Sério, realmente não quero mais passar pelo processo de isolamento social. Foi traumatizante. Principalmente, se for causado por uma nova pandemia. Fora o risco de morte eminente de algum ente querido. Ainda mais se, alguém como Bolsonaro novamente estiver no poder. Importante lembrar que Bolsonaro foi derrotado nas urnas, o bolsonarismo não. Este fenômeno, inclusive, está presente no agronegócio brasileiro. Segue vivo e financiando atos golpistas.
E acredite, a questão da presença de um estado fascista na gestão de tragédias aparece em The Last Of Us. E, mais uma vez, utilizo um trecho de como Boscov apresenta este fato, no terceiro episódio. “Na evacuação, na falta de lugar pra levar as pessoas que estavam sendo retiradas das casas delas, simplesmente, matava-se todo mundo, inclusive mulheres e crianças”, narra Isabela. Neste terceiro episódio, a história foca a narrativa em um sobrevivencialista. Alguém que se prepara com armas e providencias para o fim do mundo. A narrativa, neste caso, mostra um outro ponto de vista. Até mesmo um sobrevivencialista precisa de afeto. Afinal, a vida só é boa mesmo, quando compartilhada.
As cenas de momentos de confraternização à mesa são lindas. A importância de produtos frescos, do bife mal passado, das galinhas. Uma cena linda chama atenção. Uma horta repleta de morangos maduros ao pôr-do-sol. Um beijo entre o sobrevivencialista e seu companheiro. É como se esses momentos valessem ao niilismo que a série está mergulhada. De alguém que achou sementes por aí, que cultivou na terra. É como se esses momentos valessem ao niilismo que a série está mergulhada.
“Fazer uma refeição não é somente essencial para a nossa sobrevivência. É também um jeito de demonstrar humanidade e afeto numa sociedade tão violenta”. Essa frase foi retirada de um tweet sobre a série. Quem o escreveu foi o Movimento dos Trabalhadores e Trabalhadoras Sem Teto, o MTST. O Movimento se valeu de cenas à mesa em The Last Of Us, para sugerir ajuda ao projeto das Cozinhas Solidárias.

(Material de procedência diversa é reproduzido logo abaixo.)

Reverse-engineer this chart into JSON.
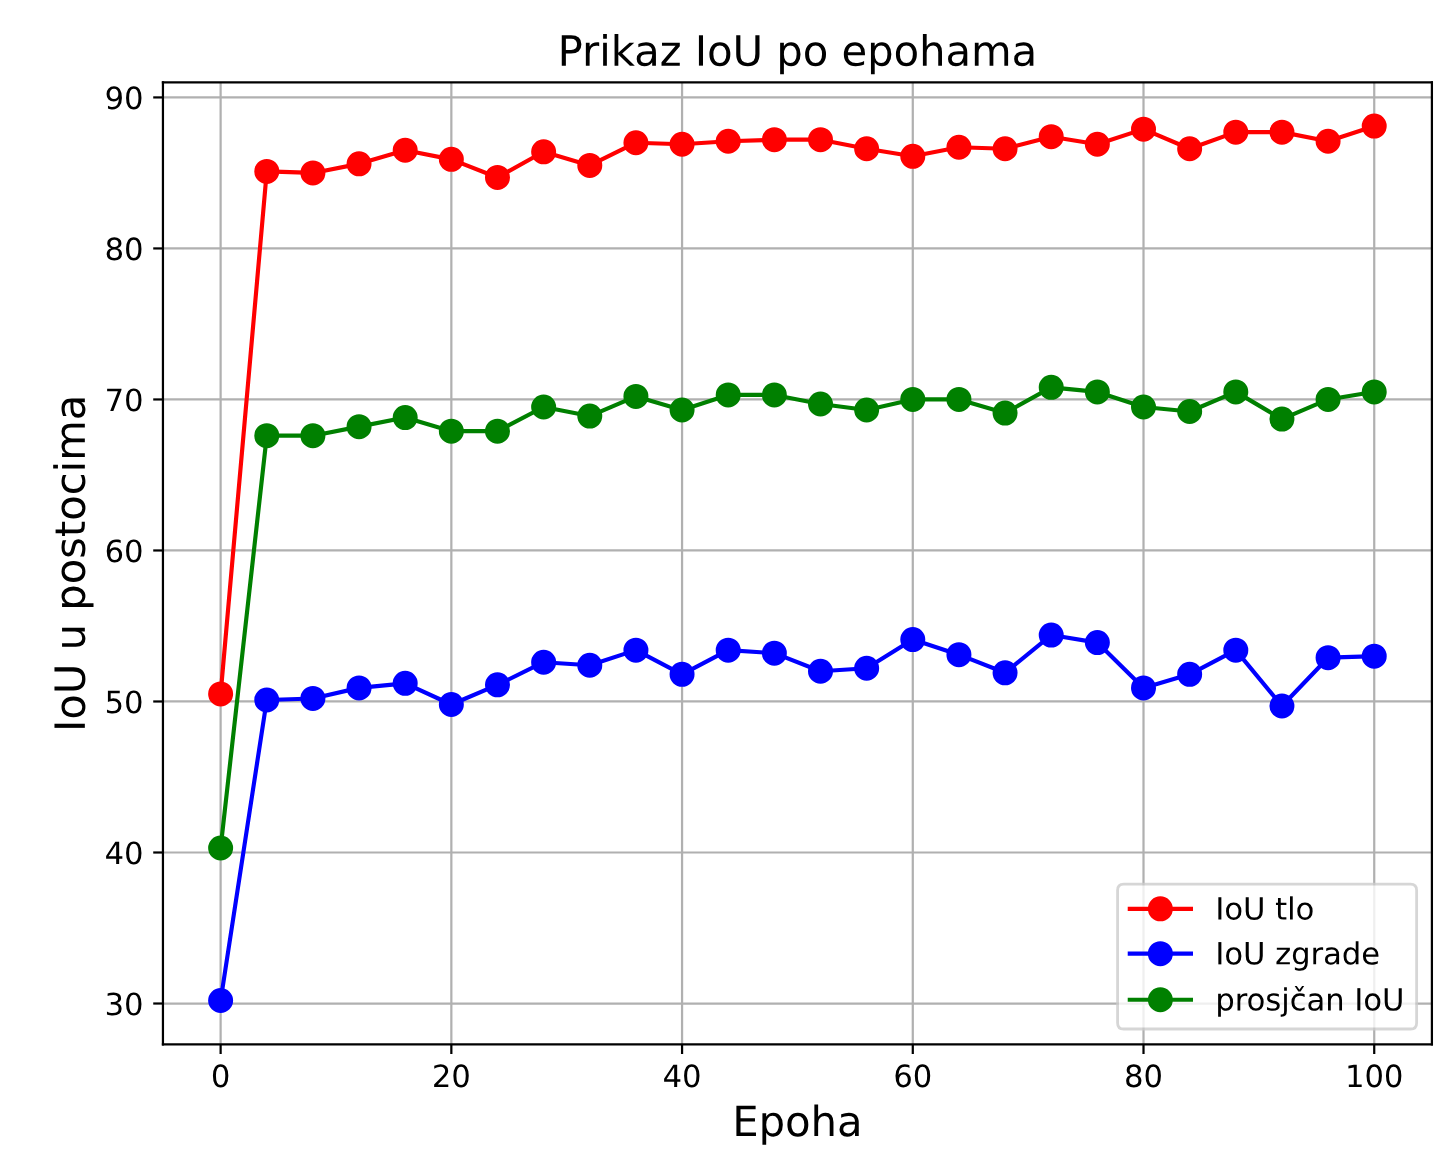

O debate sobre o alimento deve e pode ser um elo central para a mudança do modelo agroalimentar. E isto passa pela sua utilização, também, na cultura pop. Precisamos de séries, livros, jogos, aplicativos que aprofundem este debate. São formas criativas e cativantes para encontrar saídas para o fim do mundo. Inclusive, se valer dos fungos. Eles merecem ser melhor apresentados às pessoas. E sabe quem poderia nos apresentar a potencialidades dos fungos para a cultura pop? As mulheres Yanomamis.
Quando estava pesquisando sobre o porquê a fome chegou na Terra Indígena Yanomami, algo me chamou a atenção. As mulheres Yanomami manejam culturas de diferentes tipos de fungos há séculos. Os fungos servem tanto para a alimentação quanto para a produção de artesanatos. Encontrei dois livros organizados sobre os cogumelos cultivados pelas mulheres Yanomami. Eles estão disponíveis para download, no site do Instituto Socio Ambiental, o ISA. O livro que trata sobre o uso dos fungos para a alimentação chama ‘Ana amopö: Cogumelos Yanomami’. Ele ganhou o prêmio Jabuti de melhor livro na categoria gastronomia, em 2017. É um convite para que não sejamos os últimos de nós.